Site of Queen Marys Castle, Ticroghan, Co. Meath
The ruins of Ticroghan Castle in County Meath tell a story of centuries of conflict, rebellion, and resilience.
Site of Queen Marys Castle, Ticroghan, Co. Meath
First established as a FitzGerald manor and castle in the sixteenth century, the site was held by Oliver FitzGerald, half-brother to the Earl of Kildare, in 1528. The property changed hands numerous times throughout the tumultuous Tudor period; after Walter FitzGerald’s possible involvement in the 1535 rebellion of Silken Thomas, the crown seized the lands and leased them to various nobles, including the Earl of Ormonde in 1574. Though Edward FitzGerald reclaimed Ticroghan in 1599 after his father was killed by rebels, the castle’s most dramatic moment came in 1650 when Lady FitzGerald, daughter of Sir Luke, defended it against Cromwellian forces before eventually surrendering.
By 1640, according to the Civil Survey, Sir Luke FitzGerald’s Ticroghan estate comprised 425 acres complete with a castle, mill, and various farm buildings, alongside another 600 acres scattered across Clonard parish. The castle itself was an impressive structure, depicted on Down Survey maps as two towers connected by a central wing.

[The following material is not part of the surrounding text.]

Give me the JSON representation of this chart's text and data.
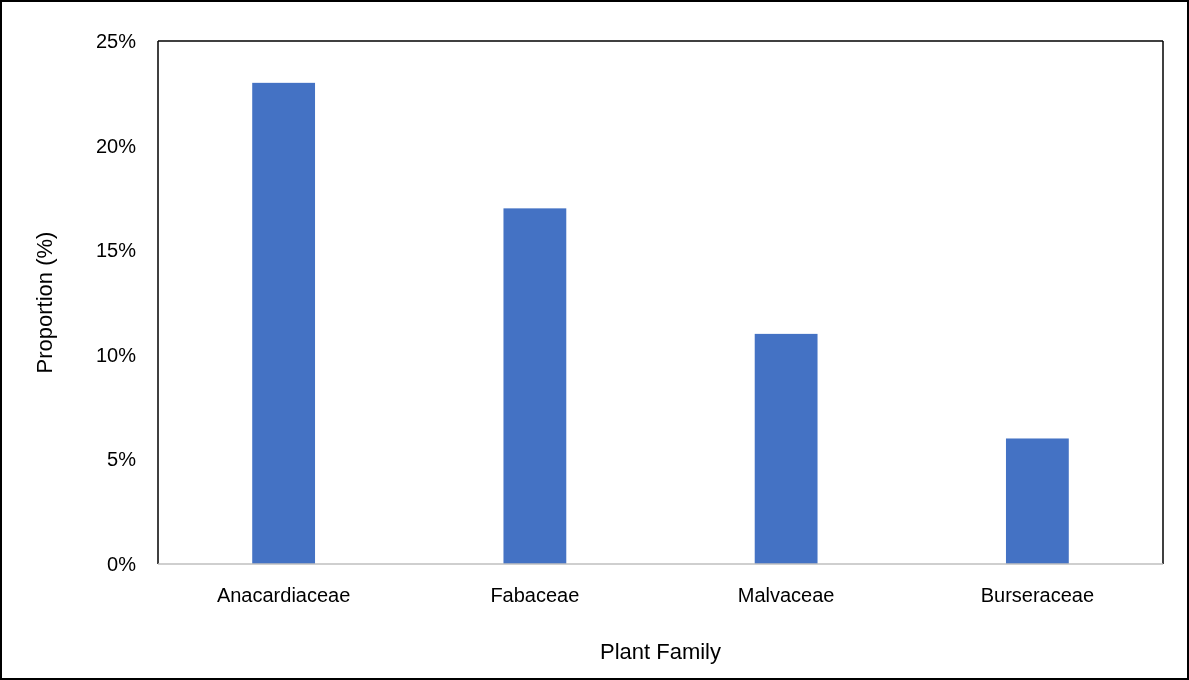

At some point, likely during the Earl of Ormonde’s stay in 1649 during Cromwell’s siege of Drogheda, a bastioned fort was constructed around what was probably an existing tower house, and the site continued to serve as a garrison well into Charles II’s reign.
Though the castle survived into the late eighteenth century, with William Cooper’s 1794 drawing showing a substantial three-storey building featuring large windows with square hood-mouldings and a round-headed doorway, nothing remains today of what became known as Queen Mary’s Castle. The structure once stood at the southern angle of the bastioned fort, about 1.5 kilometres south of the old Dublin to Athlone road through Clonard and Kinnegad, near the modern M4 motorway. Today, visitors to the site will find no traces of the masonry that once housed generations of FitzGeralds and witnessed some of Ireland’s most turbulent centuries.